Grails 2.3 GA Released

| by Dan Woods Follow 1 Followers on Sep 20, 2013. Estimated reading time: 2 minutes |

The 2.3 GA version of the Grails web framework was released last week. The release came in the midst of the SpringOne 2GX conference, and some of the new version's features were demonstrated during the second night keynote by Grails project lead, Graeme Rocher.

On stage, Rocher publicly announced the framework's latest release, and demonstrated the built-in REST support for domain classes and entities. He also announced the first milestone release of the framework's GORM Rest Client plugin, and demonstrated its capabilities through live coding. Combining the new version of Grails and the GORM Rest Client plugin, Rocher showed how developers can map domain classes to remote REST endpoints that conform to the new versions' REST URL pattern.

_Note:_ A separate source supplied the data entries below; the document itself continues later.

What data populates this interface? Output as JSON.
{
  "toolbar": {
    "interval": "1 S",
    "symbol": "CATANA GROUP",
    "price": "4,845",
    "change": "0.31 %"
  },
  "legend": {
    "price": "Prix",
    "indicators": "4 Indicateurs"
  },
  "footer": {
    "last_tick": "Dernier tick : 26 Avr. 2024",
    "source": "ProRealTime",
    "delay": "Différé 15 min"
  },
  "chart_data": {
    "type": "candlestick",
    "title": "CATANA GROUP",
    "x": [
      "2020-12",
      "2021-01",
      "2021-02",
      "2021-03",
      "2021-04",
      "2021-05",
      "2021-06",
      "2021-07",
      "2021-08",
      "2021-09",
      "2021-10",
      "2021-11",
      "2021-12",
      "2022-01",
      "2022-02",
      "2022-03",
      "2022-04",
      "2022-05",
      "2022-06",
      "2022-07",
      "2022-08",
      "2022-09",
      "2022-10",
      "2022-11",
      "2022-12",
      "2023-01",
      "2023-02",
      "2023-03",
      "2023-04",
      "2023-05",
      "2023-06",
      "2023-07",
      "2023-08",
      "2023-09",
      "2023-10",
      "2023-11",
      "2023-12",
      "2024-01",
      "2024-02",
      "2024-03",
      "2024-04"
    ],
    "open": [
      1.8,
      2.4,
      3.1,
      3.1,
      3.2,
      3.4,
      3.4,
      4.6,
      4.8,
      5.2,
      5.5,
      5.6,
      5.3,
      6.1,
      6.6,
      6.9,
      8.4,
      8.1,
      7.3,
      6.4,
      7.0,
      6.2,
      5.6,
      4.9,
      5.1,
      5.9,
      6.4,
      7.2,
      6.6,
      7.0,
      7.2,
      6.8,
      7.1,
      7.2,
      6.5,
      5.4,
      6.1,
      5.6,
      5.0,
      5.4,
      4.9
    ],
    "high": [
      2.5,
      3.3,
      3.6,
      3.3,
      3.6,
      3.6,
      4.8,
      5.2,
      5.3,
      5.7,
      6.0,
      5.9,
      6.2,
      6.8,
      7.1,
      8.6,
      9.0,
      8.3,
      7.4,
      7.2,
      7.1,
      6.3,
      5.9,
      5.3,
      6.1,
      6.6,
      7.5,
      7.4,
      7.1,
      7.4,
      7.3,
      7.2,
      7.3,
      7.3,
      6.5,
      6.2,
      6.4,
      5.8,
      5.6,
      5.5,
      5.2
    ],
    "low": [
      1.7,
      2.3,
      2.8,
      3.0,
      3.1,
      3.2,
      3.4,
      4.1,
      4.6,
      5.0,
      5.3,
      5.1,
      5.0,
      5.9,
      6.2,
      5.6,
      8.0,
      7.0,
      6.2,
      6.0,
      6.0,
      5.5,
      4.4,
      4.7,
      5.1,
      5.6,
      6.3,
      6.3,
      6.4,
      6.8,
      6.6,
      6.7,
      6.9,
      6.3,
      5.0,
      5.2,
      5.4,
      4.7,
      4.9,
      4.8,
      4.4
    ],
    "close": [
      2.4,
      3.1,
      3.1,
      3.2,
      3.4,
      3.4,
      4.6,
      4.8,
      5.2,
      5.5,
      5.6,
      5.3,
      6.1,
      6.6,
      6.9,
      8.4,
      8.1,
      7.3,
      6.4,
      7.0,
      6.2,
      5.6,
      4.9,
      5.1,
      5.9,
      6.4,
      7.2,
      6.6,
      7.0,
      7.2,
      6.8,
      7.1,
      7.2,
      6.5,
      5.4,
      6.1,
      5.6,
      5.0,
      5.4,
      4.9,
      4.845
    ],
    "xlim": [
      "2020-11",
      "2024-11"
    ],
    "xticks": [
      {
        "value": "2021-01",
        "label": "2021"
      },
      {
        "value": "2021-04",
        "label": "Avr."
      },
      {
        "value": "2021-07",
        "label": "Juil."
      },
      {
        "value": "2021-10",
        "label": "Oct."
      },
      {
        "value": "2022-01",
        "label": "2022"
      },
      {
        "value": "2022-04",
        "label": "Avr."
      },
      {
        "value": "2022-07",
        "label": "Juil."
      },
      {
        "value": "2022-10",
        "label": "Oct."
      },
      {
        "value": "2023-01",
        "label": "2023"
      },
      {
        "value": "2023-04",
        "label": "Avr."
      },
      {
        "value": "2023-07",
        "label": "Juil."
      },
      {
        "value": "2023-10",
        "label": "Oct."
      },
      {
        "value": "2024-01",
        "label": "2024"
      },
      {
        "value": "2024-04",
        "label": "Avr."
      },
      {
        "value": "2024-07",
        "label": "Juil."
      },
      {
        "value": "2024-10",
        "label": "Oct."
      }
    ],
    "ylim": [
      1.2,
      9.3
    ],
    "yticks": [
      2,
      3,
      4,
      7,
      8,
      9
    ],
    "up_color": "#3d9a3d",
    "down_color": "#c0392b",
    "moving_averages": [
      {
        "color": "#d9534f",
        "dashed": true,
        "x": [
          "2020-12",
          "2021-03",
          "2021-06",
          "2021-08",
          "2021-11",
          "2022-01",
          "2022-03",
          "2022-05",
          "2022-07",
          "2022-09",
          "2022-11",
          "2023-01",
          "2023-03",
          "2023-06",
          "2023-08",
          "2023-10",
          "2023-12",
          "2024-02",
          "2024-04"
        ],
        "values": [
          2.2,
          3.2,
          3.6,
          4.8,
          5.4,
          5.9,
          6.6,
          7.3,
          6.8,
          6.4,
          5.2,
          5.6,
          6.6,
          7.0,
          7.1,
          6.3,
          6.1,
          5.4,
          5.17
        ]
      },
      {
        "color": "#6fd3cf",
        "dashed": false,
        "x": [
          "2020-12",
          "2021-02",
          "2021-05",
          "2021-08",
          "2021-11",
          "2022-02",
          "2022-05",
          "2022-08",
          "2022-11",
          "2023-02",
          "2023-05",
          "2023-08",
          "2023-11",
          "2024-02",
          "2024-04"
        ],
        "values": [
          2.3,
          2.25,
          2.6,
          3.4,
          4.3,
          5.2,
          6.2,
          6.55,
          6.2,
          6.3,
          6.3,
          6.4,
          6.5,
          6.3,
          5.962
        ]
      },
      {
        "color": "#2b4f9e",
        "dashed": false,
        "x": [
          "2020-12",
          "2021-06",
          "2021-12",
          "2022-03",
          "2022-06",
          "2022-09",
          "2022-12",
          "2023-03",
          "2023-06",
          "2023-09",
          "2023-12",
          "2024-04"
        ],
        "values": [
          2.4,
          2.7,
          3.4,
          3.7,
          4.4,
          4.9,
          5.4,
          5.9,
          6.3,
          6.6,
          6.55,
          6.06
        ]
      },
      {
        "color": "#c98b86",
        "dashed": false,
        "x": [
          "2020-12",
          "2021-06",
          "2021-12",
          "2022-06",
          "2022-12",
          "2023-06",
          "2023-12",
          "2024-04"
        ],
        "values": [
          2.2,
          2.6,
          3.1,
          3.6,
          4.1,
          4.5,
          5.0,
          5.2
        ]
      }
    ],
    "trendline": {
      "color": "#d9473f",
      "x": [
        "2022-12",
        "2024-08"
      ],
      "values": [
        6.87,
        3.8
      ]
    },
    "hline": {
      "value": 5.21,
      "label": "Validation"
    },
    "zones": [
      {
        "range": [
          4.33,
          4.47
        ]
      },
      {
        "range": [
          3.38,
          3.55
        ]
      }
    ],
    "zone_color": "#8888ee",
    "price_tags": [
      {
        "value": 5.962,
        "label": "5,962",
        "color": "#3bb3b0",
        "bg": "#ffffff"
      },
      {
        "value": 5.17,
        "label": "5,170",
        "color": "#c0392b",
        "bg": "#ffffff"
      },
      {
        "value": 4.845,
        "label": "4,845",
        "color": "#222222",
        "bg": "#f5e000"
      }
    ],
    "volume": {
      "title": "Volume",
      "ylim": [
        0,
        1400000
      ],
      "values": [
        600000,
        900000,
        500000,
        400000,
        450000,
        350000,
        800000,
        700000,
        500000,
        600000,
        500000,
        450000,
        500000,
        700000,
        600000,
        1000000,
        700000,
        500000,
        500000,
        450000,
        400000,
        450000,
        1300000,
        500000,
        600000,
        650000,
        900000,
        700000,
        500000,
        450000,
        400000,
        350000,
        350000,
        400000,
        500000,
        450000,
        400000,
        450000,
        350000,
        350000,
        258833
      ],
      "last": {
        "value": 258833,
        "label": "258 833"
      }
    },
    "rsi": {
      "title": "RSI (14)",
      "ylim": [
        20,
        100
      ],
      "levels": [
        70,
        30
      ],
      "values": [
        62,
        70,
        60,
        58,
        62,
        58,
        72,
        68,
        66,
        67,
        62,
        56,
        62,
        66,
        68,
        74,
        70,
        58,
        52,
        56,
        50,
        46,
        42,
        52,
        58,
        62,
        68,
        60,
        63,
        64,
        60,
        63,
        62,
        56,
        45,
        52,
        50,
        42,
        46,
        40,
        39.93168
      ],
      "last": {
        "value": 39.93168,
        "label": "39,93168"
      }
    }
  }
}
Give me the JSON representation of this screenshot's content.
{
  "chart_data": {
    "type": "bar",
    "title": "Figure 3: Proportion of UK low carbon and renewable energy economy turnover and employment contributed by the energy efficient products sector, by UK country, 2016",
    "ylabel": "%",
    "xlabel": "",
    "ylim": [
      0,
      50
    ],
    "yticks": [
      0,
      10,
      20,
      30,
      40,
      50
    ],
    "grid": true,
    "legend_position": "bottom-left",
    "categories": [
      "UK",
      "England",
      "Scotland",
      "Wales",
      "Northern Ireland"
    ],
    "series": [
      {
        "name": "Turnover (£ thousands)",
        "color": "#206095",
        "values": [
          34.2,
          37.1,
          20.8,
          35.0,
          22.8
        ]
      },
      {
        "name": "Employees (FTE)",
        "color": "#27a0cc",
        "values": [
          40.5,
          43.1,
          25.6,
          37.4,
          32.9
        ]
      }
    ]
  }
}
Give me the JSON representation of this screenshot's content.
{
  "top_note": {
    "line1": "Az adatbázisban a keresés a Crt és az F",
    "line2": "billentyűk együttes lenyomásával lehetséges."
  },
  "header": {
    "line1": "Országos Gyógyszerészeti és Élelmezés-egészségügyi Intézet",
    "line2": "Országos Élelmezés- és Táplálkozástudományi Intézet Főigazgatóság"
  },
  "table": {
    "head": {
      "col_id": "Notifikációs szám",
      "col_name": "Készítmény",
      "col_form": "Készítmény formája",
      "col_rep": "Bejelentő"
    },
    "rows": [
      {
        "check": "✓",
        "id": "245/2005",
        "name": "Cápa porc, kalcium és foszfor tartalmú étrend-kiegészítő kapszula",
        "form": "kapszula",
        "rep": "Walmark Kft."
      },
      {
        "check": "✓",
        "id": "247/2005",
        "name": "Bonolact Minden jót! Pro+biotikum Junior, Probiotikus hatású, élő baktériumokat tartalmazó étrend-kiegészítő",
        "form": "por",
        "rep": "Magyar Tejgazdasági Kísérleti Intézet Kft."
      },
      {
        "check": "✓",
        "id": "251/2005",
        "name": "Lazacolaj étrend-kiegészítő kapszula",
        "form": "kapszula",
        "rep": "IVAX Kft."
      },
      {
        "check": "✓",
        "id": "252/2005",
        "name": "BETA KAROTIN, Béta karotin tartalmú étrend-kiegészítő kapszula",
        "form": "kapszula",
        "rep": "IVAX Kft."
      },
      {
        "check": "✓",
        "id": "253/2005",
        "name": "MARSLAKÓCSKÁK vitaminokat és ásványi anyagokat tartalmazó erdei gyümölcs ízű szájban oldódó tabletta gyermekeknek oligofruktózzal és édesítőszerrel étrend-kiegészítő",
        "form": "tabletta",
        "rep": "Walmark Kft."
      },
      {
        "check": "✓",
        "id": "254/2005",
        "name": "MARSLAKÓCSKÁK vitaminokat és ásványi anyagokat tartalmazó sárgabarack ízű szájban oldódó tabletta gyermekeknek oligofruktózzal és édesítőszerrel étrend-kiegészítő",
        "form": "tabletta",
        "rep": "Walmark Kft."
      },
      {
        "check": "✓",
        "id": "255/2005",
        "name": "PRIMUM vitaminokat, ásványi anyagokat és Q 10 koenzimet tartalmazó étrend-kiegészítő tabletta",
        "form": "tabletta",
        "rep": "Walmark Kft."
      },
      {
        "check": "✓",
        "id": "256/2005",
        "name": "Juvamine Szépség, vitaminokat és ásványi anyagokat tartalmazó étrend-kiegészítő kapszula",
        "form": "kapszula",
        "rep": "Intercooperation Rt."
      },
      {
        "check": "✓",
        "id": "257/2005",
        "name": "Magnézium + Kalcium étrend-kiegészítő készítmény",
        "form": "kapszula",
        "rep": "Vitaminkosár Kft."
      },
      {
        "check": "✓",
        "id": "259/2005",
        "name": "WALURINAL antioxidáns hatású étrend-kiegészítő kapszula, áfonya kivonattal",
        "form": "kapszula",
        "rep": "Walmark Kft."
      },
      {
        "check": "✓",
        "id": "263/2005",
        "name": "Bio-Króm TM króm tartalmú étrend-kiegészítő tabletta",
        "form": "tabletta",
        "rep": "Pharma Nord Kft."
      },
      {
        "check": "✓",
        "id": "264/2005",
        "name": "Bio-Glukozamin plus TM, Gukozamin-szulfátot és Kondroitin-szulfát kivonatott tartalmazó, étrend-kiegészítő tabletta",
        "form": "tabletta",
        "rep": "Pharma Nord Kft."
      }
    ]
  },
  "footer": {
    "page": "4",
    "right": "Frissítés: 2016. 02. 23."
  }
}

Additionally, Rocher demonstrated how the version's new async namespace in GORM can be utilized for RESTfully mapped domain classes. A more in-depth discussion and demonstration of the new version's REST and async features came during Rocher's third-day talk entitled, "RESTfully Async with Grails 2.3". The features he demonstrated included: built-in REST support for domain classes; support for HATEOAS; new data rendering and binding mechanisms; and async support for controllers.

InfoQ caught up with Rocher during the conference to discuss the new version of Grails. We started by asking what feature of Grails 2.3 he considered most important. "They all are," he said, adding "a lot of the changes in Grails 2.3 were to get people used to the stuff happening Grails 3."

We also talked about the switch from Apache's Ivy to Maven's Aether dependency resolution engine. According to Rocher, the framework team received "a lot of issues from people [trying to integrate] with Maven." His view is that Aether will address many of those issues because it "provides the same semantic engine for dependencies as Maven", and "ultimately its Maven doing the work, so [the framework] will have that level of consistency." Rocher went on to discuss how the framework's integration of Aether "did a lot of work for setting the groundwork for Grails 3," and noted that Grails 3 would replace the framework's build system with Gradle.

Although Rocher has previous indicated that work on Grails 3 would start sometime in the third quarter of 2013, he confirmed that there will definitely be a 2.4 version of the framework before version 3 is released with the goal of adding better CompileStatic support. Groovy 2.2 will also be out in the next couple of month, he said.

The full list of new features available in Grails 2.3 can be found in the What's new in Grails 2.3 section of the framework's documentation. The full list of bugs and enhancement requests addressed by the Grails 2.3 release can be found in the Grails 2.3 Changelog.